Pandemic storm ahead for airlines

berlin-lufthansa

A Lufthansa aircraft at Berlin-Tegel Airport. FILE PHOTO | AFP

What you need to know:

  • For travelling now is an endurance test of back-up plans, with flights that get cancelled, regulations a moving target, Covid tests and multiple certificates to organise, and now, sometimes, last-minute announcements of compulsory ‘paid-for’ hotel quarantines.
  • One wonders what happens to the people who literally do not have that extra Sh200,000 to hand.

It starts to become clear now, as we watch the latest round of border closures, that international travel may never go back, in our lifetimes, to where it was before Covid-19.

For sure, earlier this week, it fell to me to find flights for someone from the UK to Slovakia. The flights are still allowed. Yet my flight search engines, normally filled with hundreds of options in a ladder of pricing, returned a bunch of messages all the same, apologising for being unable to find any combination of flights at all between the two destinations, or from Austria, or to bigger UK airports.

I presumed the engine must have stopped working and tried others. But the problem was the flights.

For travelling now — as a client of mine related after getting to Kenya from the UK for a trip driving a commercial real estate development — is an endurance test of back-up plans, with flights that get cancelled, regulations a moving target, Covid tests and multiple certificates to organise, and now, sometimes, last-minute announcements of compulsory ‘paid-for’ hotel quarantines. One wonders what happens to the people who literally do not have that extra Sh200,000 to hand.

For sure, no-one wants to be the person who carries a new variant into a new nation as the latest super spreader, which makes all the precautions completely understandable. But now the flights are stopping even where they aren’t banned, as people are deterred from trips they previously thought essential. Yet, with apparently thousands of pilots and airline staff now fired and planes grounded or flying near-empty, there is a silence around the closure of airlines — I even saw one jolly journalist speculating that we were due to see share prices surge for airlines as flights came back on.

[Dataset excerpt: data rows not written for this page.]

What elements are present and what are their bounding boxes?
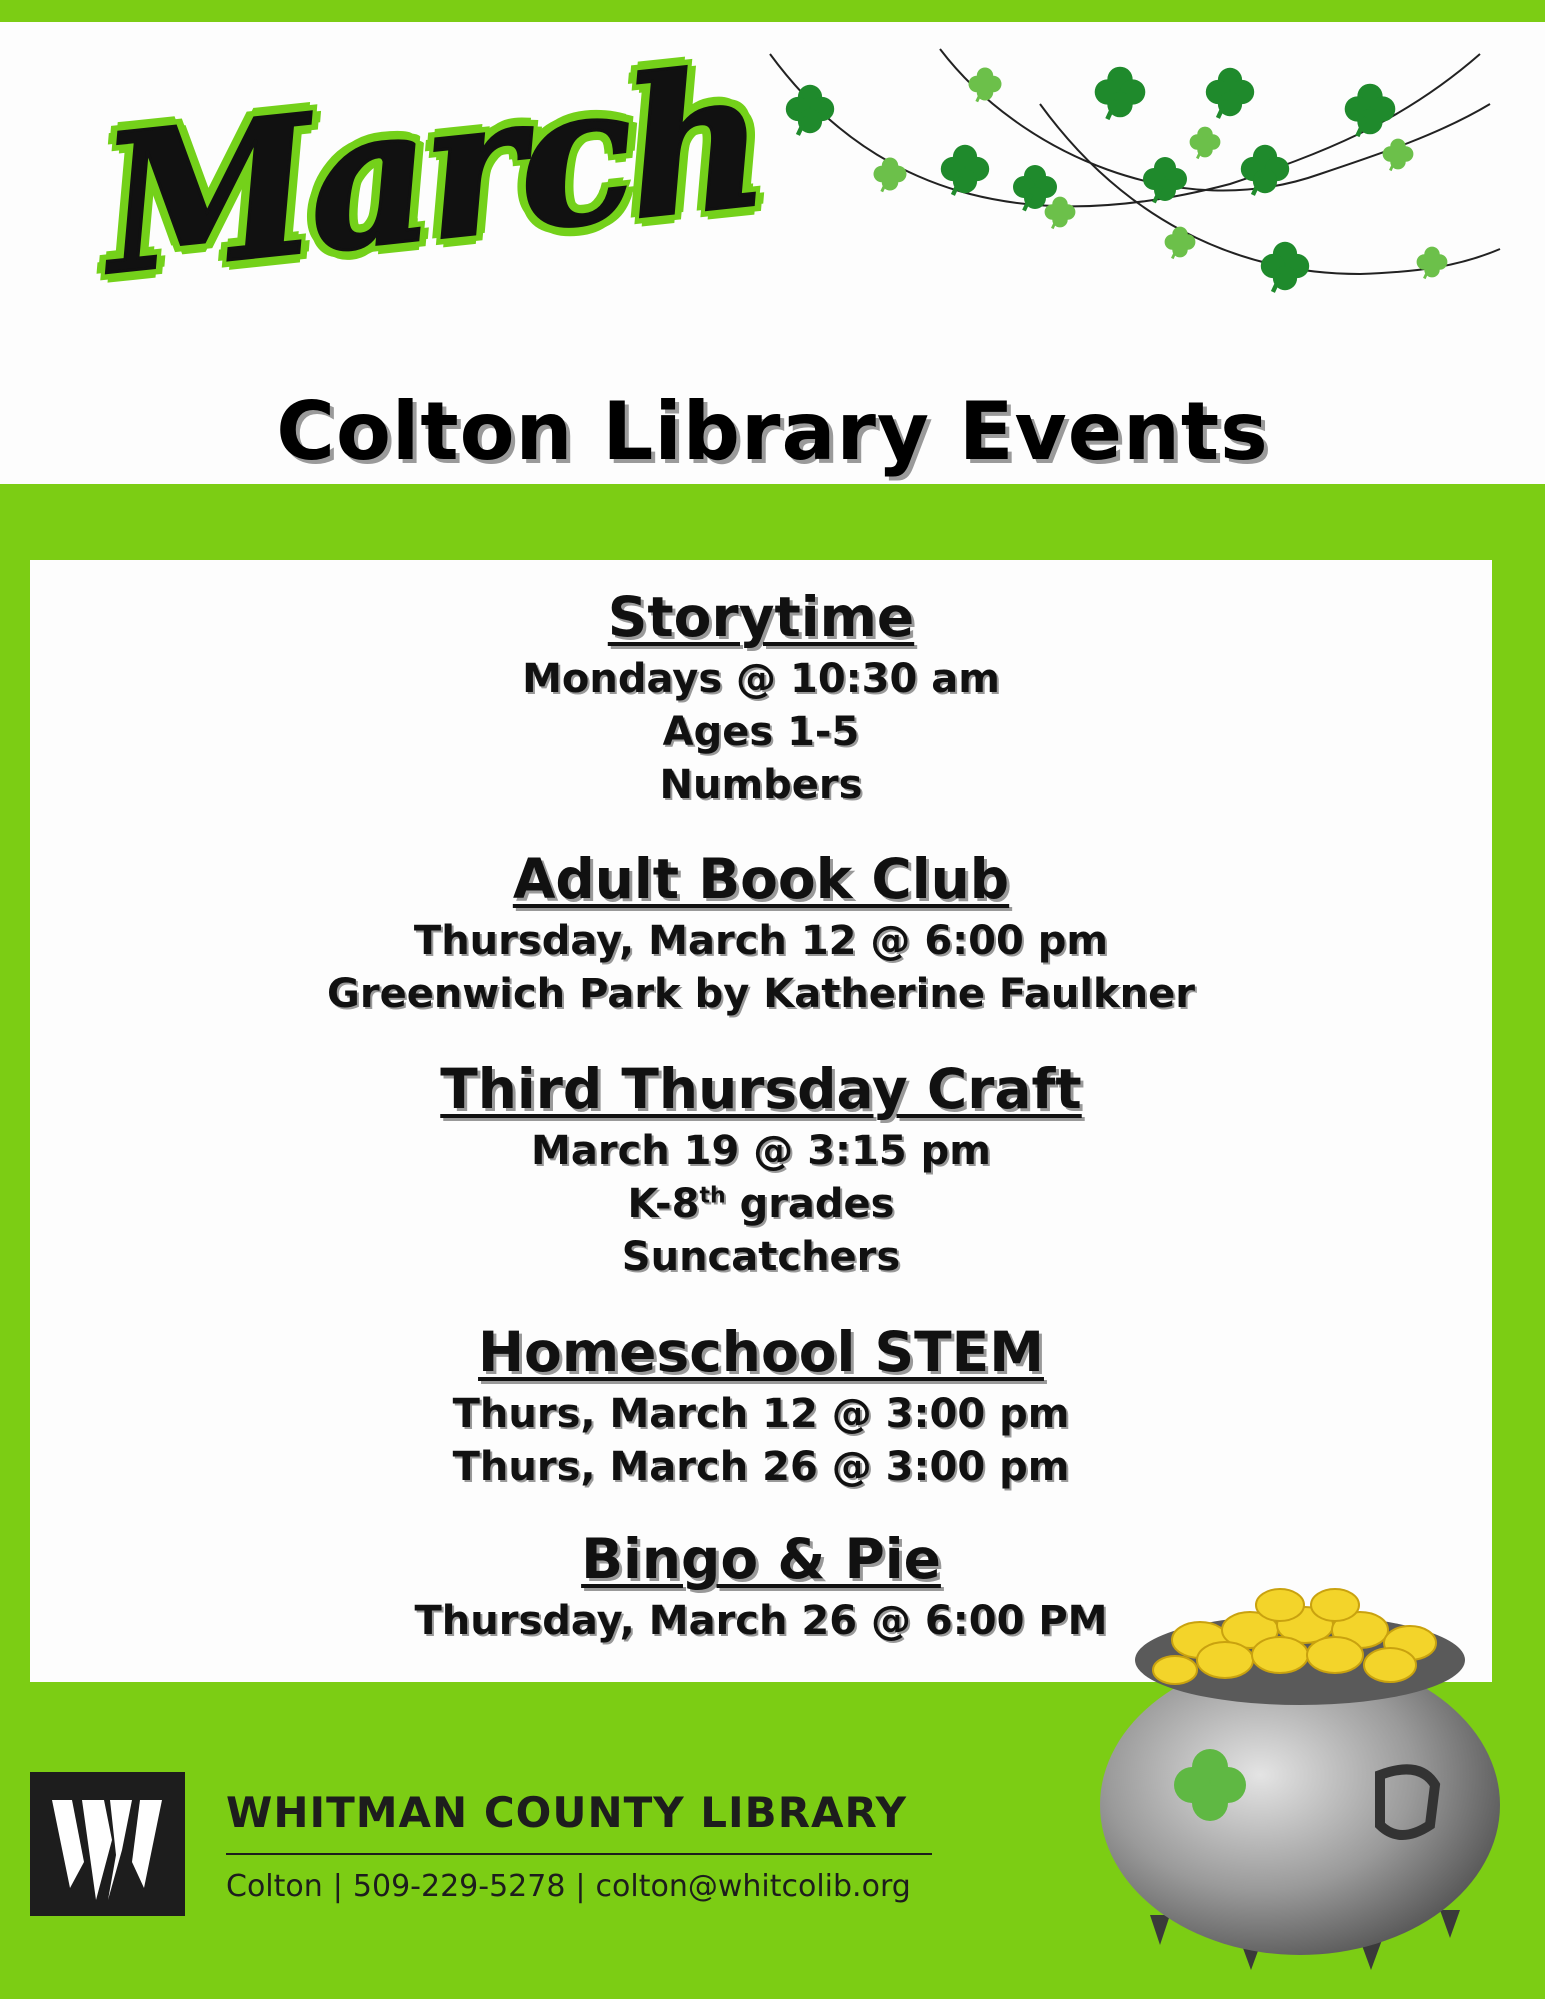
- event-homeschool-stem: [30, 1320, 1492, 1494]
- header: [0, 22, 1545, 484]
- event-title: Adult Book Club: [512, 847, 1010, 911]
- event-line: Numbers: [659, 762, 863, 808]
- event-title: Third Thursday Craft: [440, 1057, 1082, 1121]
- page-title: Colton Library Events: [276, 385, 1269, 478]
- library-logo-icon: [30, 1772, 185, 1916]
- grade-range: K-8: [627, 1181, 700, 1227]
- event-line: Greenwich Park by Katherine Faulkner: [327, 971, 1195, 1017]
- grade-word: grades: [725, 1181, 895, 1227]
- event-title: Homeschool STEM: [478, 1320, 1044, 1384]
- event-line: Thurs, March 12 @ 3:00 pm: [452, 1391, 1070, 1437]
- shamrock-garland-icon: [760, 44, 1520, 304]
- branch-name: Colton: [226, 1869, 323, 1904]
- event-line: Thursday, March 12 @ 6:00 pm: [413, 918, 1109, 964]
- contact-info: [226, 1869, 911, 1904]
- pot-of-gold-icon: [1090, 1575, 1510, 1975]
- separator: |: [575, 1869, 586, 1904]
- event-line: March 19 @ 3:15 pm: [531, 1128, 991, 1174]
- event-line: Suncatchers: [621, 1234, 901, 1280]
- org-name: WHITMAN COUNTY LIBRARY: [226, 1788, 907, 1837]
- event-third-thursday-craft: [30, 1057, 1492, 1284]
- event-line: Thursday, March 26 @ 6:00 PM: [414, 1598, 1108, 1644]
- event-storytime: [30, 585, 1492, 812]
- grade-suffix: th: [699, 1183, 726, 1209]
- event-title: Storytime: [607, 585, 915, 649]
- events-panel: [30, 560, 1492, 1682]
- email-address[interactable]: colton@whitcolib.org: [595, 1869, 911, 1904]
- event-adult-book-club: [30, 847, 1492, 1021]
- phone-number: 509-229-5278: [352, 1869, 566, 1904]
- event-line: Thurs, March 26 @ 3:00 pm: [452, 1444, 1070, 1490]
- event-line: Mondays @ 10:30 am: [522, 656, 1000, 702]
- event-title: Bingo & Pie: [581, 1527, 941, 1591]
- separator: |: [332, 1869, 343, 1904]
- org-divider: [226, 1853, 932, 1855]
- event-line: [30, 1178, 1492, 1231]
- event-line: Ages 1-5: [662, 709, 860, 755]
- top-green-band: [0, 0, 1545, 22]
- month-title: March: [93, 26, 771, 317]
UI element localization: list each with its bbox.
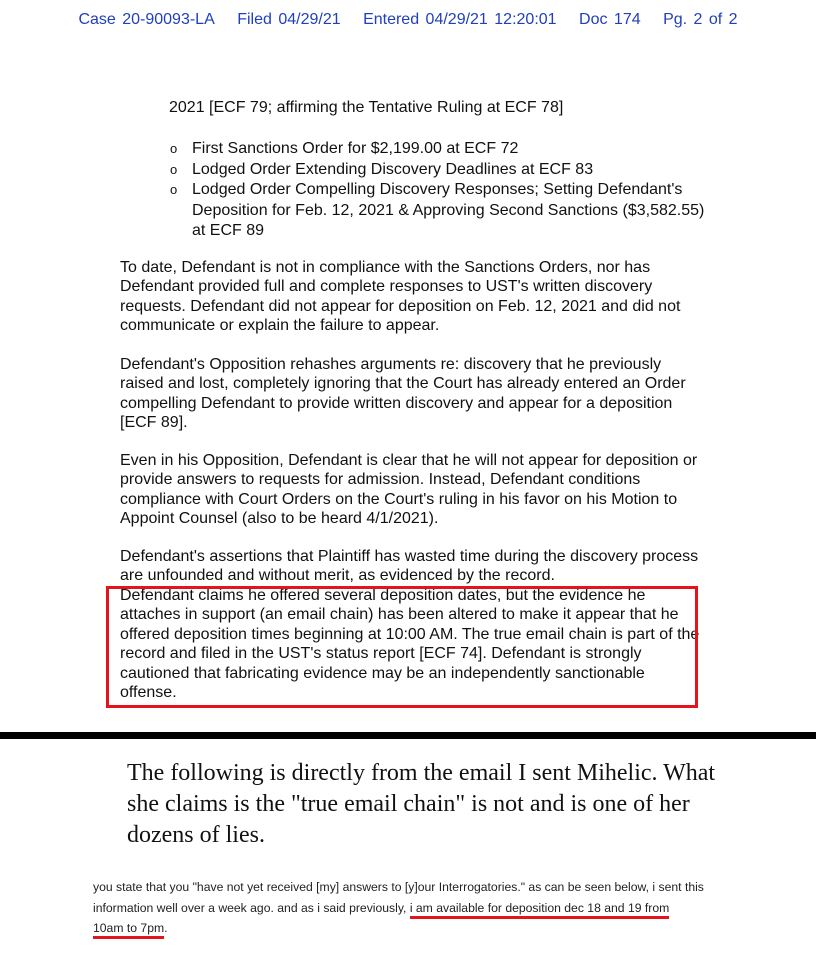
filed-date: Filed 04/29/21 bbox=[237, 11, 341, 28]
doc-number: Doc 174 bbox=[579, 11, 641, 28]
paragraph-compliance: To date, Defendant is not in compliance with the Sanctions Orders, nor has Defendant provided full and complete responses to UST's written discovery requests. Defendant did not appear for deposition on Feb. 12, 2021 and did not communicate or explain the failure to appear. bbox=[120, 259, 681, 335]
paragraph-assertions: Defendant's assertions that Plaintiff has wasted time during the discovery process are unfounded and without merit, as evidenced by the record. bbox=[120, 548, 699, 585]
list-item: o Lodged Order Compelling Discovery Responses; Setting Defendant's Deposition for Feb. 12, 2021 & Approving Second Sanctions ($3,582.55) at ECF 89 bbox=[170, 181, 705, 239]
bullet-icon: o bbox=[170, 141, 178, 156]
list-item: o Lodged Order Extending Discovery Deadlines at ECF 83 bbox=[170, 160, 710, 181]
list-item: o First Sanctions Order for $2,199.00 at ECF 72 bbox=[170, 139, 710, 160]
underlined-availability: i am available for deposition dec 18 and 19 from bbox=[410, 901, 669, 919]
continued-line: 2021 [ECF 79; affirming the Tentative Ruling at ECF 78] bbox=[169, 99, 564, 116]
section-divider bbox=[0, 732, 816, 739]
email-excerpt: you state that you "have not yet received [my] answers to [y]our Interrogatories." as can be seen below, i sent this information well over a week ago. and as i said previously, i am available for deposition dec 18 and 19 from 10am to 7pm. bbox=[93, 877, 753, 939]
order-list bbox=[170, 139, 710, 242]
page-number: Pg. 2 of 2 bbox=[663, 11, 738, 28]
paragraph-opposition: Defendant's Opposition rehashes arguments re: discovery that he previously raised and lost, completely ignoring that the Court has already entered an Order compelling Defendant to provide written discovery and appear for a deposition [ECF 89]. bbox=[120, 356, 686, 432]
bullet-icon: o bbox=[170, 161, 178, 177]
paragraph-conditions: Even in his Opposition, Defendant is clear that he will not appear for deposition or provide answers to requests for admission. Instead, Defendant conditions compliance with Court Orders on the Court's ruling in his favor on his Motion to Appoint Counsel (also to be heard 4/1/2021). bbox=[120, 452, 698, 528]
commentary-note: The following is directly from the email I sent Mihelic. What she claims is the "true email chain" is not and is one of her dozens of lies. bbox=[127, 760, 716, 848]
paragraph-highlighted: Defendant claims he offered several deposition dates, but the evidence he attaches in support (an email chain) has been altered to make it appear that he offered deposition times beginning at 10:00 AM. The true email chain is part of the record and filed in the UST's status report [ECF 74]. Defendant is strongly cautioned that fabricating evidence may be an independently sanctionable offense. bbox=[120, 587, 700, 702]
case-number: Case 20-90093-LA bbox=[78, 11, 215, 28]
bullet-icon: o bbox=[170, 182, 178, 197]
docket-header bbox=[0, 11, 816, 29]
underlined-time: 10am to 7pm bbox=[93, 921, 164, 939]
entered-date: Entered 04/29/21 12:20:01 bbox=[363, 11, 557, 28]
highlight-box bbox=[106, 586, 698, 708]
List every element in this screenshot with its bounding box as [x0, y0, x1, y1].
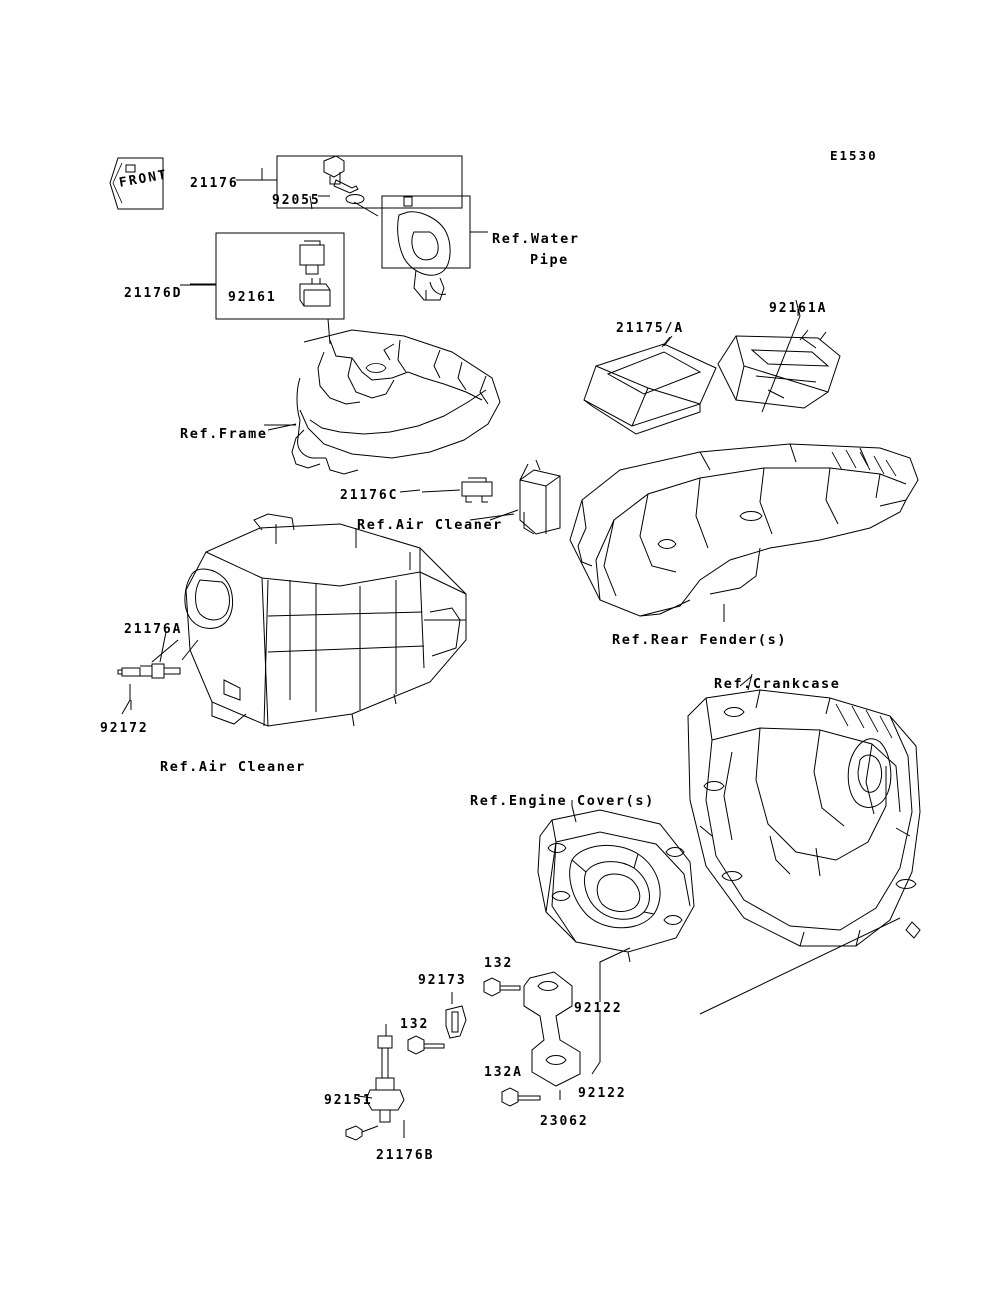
part-label-21176B: 21176B [376, 1148, 435, 1163]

A possibility more real is that with government and public sector borrowing having ballooned everywhere in the world, thereby taking up a greater proportion of the globe’s available loan capital, many airlines will go under in the months and year ahead. Unable to borrow enough, or service the loans to cover their ongoing costs for their year on the ground, or fund their ramping up costs to start flying again, closure will be their only route.

In fact, even after the first round of lockdowns, we saw key airlines selling off assets, some as memorabilia and quirky collection items, as the metal boxes airline food is stored or warmed in, or first-class napkins, cutlery and crockery — thank you, British Airways. Yet even these trinkets are as nothing to the global bulge ahead in long-haul planes for sale.

Nor are there multiple uses for airliners, apart from for flying. They don’t lend themselves, as shipping containers do, to use as homes and offices, although, count on it, in years to come, someone will convert an old airliner into a home.

Certainly, as all those planes come onto the market, there will be the counter-cyclical investors, who pick up super cheap assets and drive into the space left by the old guard of our international flying. We will see some new airlines and operators built in the fallout. But the more likely outlook in 2021, 2022, and in 2023 too, is far fewer flights from fewer airlines and a lot more trouble getting anywhere internationally, which begins to change our world more again.

In Kenya, we took a nosedive on our horticulture sales when all the passenger flights stopped last year, losing all the plane belly cargo space. Over some weeks, former passenger planes resumed flying carrying cargo on their seats, but the suspension of large cargo lifts anyway left a narrower pipeline for our perishable exports.

And then there’s tourism, with many of our hotels now booked by domestic visitors, but the dropping in millions of arrivals having an impact, nonetheless: if flights now become hard to get for years, and travel prices soar, we won’t be going back to where we began.

The way all this disruption plays out will depend on individuals, the airline leaders, the bank lenders, the entrepreneurs seeking opportunities. But for travellers, virtual may be the new international for now years to come.